Tuesday, February 25, 2014

Week 1

Folk music has been a compositional basis for music for centuries.  Master composers such as Vivaldi, Handel, Holst, Grainger, and Beethoven have all woven folk music into their masterworks.  The popular or vernacular music of America is the same.  Barbara Allen is just case in point.  From our “Old Time Music” in this week’s listening, we hear a British folk song (I can’t find any information quickly that it has Welsh origins, but I might be thinking of The Ash Grove) that has become an American folk classic.  In my research, I heard Art Garfunkel cover it, and he’s not the only.  Like Swansea Town or Danny Boy, it stays with us, centuries after inception.  Art Garfunkel’s version combines his “folksy” ways, popular music, and “legit” sounds to bring us something very memorable, with Art’s tenor voice lilting above the stratosphere on the part. 

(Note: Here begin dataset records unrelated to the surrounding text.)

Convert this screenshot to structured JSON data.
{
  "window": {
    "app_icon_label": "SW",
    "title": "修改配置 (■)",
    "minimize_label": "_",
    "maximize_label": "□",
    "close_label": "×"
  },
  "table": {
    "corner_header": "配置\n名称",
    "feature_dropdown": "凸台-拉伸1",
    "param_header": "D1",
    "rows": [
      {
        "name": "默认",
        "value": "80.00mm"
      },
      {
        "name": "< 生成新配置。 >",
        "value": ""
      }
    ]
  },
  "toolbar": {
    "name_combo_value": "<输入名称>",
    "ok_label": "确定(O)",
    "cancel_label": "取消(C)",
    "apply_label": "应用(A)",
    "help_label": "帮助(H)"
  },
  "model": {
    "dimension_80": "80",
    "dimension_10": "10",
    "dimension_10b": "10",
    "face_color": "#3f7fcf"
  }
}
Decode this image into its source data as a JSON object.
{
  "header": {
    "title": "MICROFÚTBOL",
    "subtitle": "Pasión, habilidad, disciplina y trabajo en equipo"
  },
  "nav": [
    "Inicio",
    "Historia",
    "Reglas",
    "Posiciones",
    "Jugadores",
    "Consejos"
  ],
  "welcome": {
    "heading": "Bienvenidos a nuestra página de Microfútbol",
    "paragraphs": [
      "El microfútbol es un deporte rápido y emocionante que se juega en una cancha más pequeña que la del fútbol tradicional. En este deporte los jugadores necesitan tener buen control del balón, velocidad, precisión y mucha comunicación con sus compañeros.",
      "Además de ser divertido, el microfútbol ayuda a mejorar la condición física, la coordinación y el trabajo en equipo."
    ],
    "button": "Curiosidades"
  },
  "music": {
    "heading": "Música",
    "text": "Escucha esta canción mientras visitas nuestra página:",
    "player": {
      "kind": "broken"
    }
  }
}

Unique American folk music goes back as far as Stephen Foster and even further.  How many of his folk songs can be found in the wind band music of Grundman or LaPlante?  The Irish connection comes through in one of my research recordings, John McCormack trills it for us with his light Irish brogue.  No bassline has been developed yet, and the piano parts are very classical in nature, but, along with Barbara Allen (which, itself, turns up in several versions of A Christmas Carol as one of the folk songs sung by young Scrooge and Marley at a party hosted by their first employer), is a folk song that grounds Americana and forms the formation of what is to come. 

The slave work songs are the other component that we need to form American popular music of the early 20th Century.  Long John, which uses a great deal, understandably, of African tribal rhythmic techniques, gives us that second component.  As we take these work songs and spirituals and combine them with our folk songs, while exploring other styles, we get the early jazz of the 20th Century, which then will delve into pop music.